David Blackburn, the curator of herpetology at Florida Museum of Natural History, and Edward Stanley, an associate scientist at the museum, took CT scans of museum specimens of 147 species of frogs, including the largest frog (the Goliath frog), the smallest frog (“there are a couple of frog species in the running for smallest frog,” Stanley noted), and the pumpkin toadlets. The frogs were preserved in a “standard froggy position, fairly rigid and not super floppy,” as Stanley described it. He packed the preserved frogs in Ziploc bags of packing peanuts and scanned them with the million-dollar machine. Then Singh rendered 3D models of the frogs’ semicircular canals from the CT scans.

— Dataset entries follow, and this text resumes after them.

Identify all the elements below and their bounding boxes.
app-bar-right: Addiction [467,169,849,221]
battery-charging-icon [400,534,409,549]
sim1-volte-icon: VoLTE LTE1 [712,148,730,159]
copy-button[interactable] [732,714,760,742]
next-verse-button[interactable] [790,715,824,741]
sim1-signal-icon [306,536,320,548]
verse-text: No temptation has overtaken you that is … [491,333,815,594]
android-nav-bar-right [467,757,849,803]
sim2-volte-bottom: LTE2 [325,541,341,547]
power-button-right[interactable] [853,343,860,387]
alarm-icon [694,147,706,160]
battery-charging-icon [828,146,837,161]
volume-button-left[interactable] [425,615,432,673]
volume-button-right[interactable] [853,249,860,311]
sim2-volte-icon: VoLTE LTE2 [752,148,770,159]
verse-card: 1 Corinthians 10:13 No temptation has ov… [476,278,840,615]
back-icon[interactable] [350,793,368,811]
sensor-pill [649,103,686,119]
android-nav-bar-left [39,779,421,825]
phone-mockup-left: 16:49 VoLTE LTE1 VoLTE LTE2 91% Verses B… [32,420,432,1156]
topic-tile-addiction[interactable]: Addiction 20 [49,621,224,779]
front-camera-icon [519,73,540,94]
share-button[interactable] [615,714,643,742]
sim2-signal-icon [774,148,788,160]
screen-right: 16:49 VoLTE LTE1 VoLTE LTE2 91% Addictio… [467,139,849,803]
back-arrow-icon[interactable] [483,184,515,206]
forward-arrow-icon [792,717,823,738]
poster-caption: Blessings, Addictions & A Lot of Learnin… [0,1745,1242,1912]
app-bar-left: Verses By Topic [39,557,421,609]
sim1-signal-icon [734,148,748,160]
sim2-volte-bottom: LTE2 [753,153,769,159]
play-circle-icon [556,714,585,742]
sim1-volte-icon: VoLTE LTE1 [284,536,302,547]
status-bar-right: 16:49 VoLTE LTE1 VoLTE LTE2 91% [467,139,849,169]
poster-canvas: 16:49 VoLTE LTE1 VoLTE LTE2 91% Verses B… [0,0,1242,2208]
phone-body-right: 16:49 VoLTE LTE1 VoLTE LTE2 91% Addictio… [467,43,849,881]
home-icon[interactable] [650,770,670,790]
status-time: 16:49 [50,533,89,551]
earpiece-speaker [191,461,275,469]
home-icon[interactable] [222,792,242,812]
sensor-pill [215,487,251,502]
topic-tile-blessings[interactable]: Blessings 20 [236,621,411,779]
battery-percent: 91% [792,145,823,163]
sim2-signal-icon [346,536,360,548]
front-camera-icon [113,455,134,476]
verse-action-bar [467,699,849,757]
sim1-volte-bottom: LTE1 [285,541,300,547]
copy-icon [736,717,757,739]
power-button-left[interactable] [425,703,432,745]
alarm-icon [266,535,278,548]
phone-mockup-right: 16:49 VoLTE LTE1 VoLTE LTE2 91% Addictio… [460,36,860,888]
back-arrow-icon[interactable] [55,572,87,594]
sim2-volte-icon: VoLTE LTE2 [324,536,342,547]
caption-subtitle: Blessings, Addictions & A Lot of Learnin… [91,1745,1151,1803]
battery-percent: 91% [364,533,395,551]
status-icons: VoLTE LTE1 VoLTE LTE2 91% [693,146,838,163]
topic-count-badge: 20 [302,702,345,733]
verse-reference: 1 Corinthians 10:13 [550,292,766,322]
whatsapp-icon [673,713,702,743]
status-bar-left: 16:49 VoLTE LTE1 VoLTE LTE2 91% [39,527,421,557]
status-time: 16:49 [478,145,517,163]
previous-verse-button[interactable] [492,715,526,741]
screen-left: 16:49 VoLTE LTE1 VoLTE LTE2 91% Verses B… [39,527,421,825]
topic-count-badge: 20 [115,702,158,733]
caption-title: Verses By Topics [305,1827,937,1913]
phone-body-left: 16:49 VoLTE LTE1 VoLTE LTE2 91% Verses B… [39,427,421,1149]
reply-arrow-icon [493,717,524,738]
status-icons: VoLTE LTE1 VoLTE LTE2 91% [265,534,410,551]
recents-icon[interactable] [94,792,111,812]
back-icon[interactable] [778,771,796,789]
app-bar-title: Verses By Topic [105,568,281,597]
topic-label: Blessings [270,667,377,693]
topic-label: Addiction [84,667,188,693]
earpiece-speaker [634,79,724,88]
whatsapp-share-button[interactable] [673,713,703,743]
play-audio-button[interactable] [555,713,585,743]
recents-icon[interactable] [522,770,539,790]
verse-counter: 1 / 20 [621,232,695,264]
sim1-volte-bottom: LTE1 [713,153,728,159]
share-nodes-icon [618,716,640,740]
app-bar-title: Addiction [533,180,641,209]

The resulting measurements revealed the semicircular canals of Brachycephalus and miniature frogs in Paedophryne were the smallest of any adult vertebrate, resulting in a loss of motor control and subsequently chaotic landings.
The researchers did consider other potential explanations. Perhaps the pumpkin toadlets’ three-toed feet led to slipping during the initial jump? Or perhaps their careening landings were meant to resemble a falling leaf, fooling predators in search of a snack? But the videos did not show a significant amount of slippage on the toadlets’ take-off, and the landed toadlets did not stay motionless long enough to convincingly resemble a leaf, the researchers wrote.

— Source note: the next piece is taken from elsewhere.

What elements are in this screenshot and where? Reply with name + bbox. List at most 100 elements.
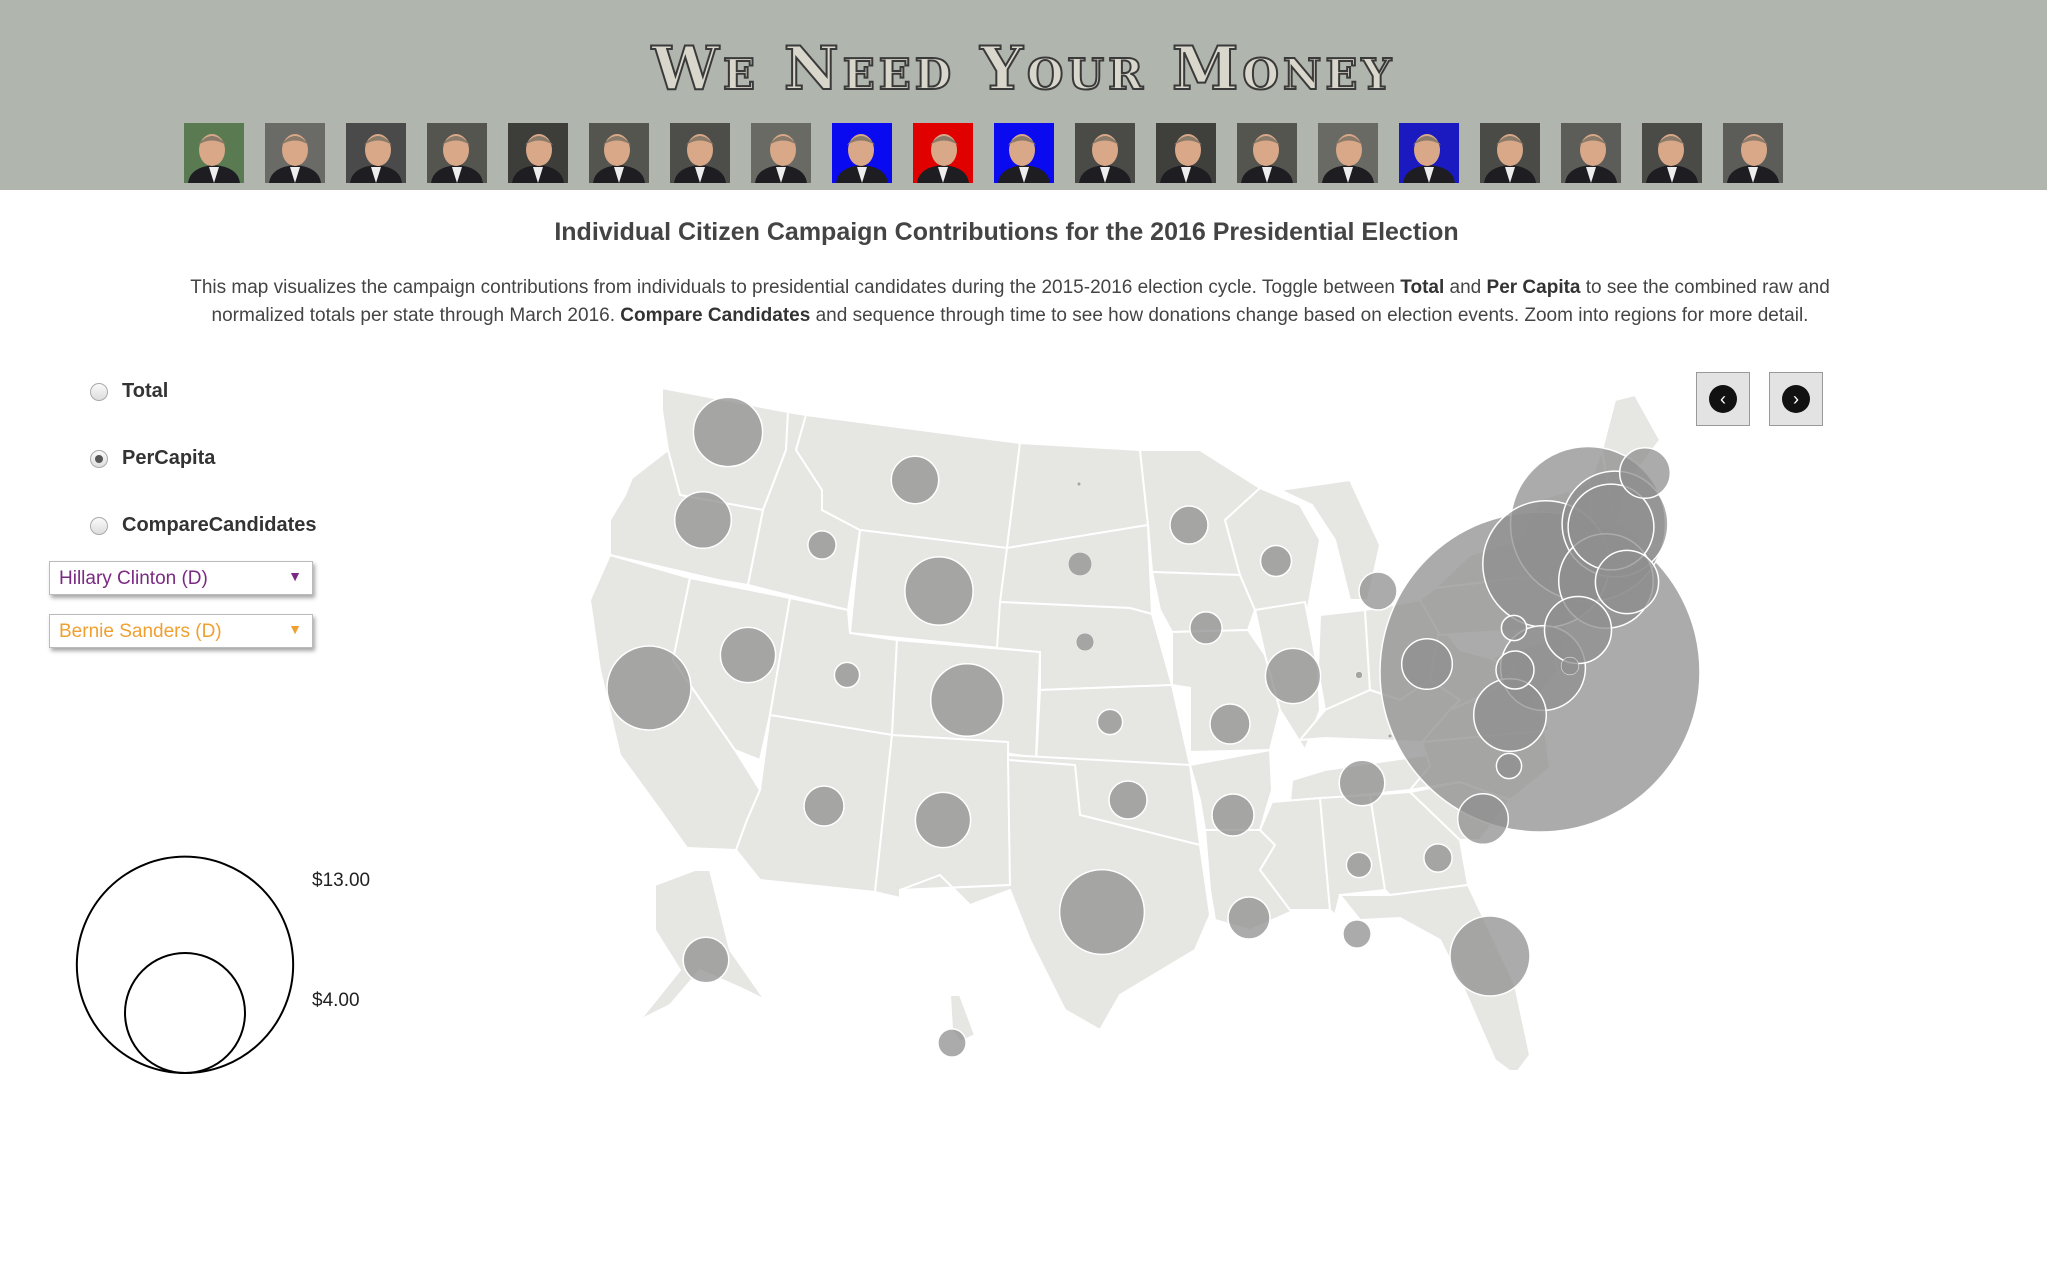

The CT scans also hinted the toadlets may have evolved some internal bony armor to make it slightly safer to crash. “It looks like they’re wearing a backpack that’s all bone,” Stanley said, referring to the pumpkin toadlet species Brachycephalus ephippium. Still, the pumpkin toadlet is likely more of a trundler than a leaper. Essner suggested jumping is likely an escape response, a way of hastily removing oneself from a dangerous situation. Better to be bruised than devoured, the saying goes. Plus, “you don’t have to worry about breaking bones if you’re the size of a housefly,” Essner added.
Pumpkin toadlets live in Brazil’s Atlantic forest, which is one of the most biologically diverse places on the planet. “Every mountain in Southern Brazil has the potential to have a new species of Brachycephalus,” Confetti said. “We don’t know how much Brachycephalus we have in our backyard.”
But 85 percent of the region has been deforested, and what remains is highly fragmented. “It makes me wonder how many of these species were there that we’ll never know about, because they’re already gone,” Essner said.
Perhaps the takeaway of the pumpkin toadlet is that not everything must be optimized. Just because you are bad at something does not mean you should not do it, especially if you have a secret bony backpack and toxic poison glands. Even if the pumpkin toadlet’s little leap is the locomotive equivalent of the horse drawing, that does not mean it should not walk, jump, or tumble however it likes, in the damp leaf litter of a disappearing forest. Every species should have the right to fail spectacularly, but on its own terms.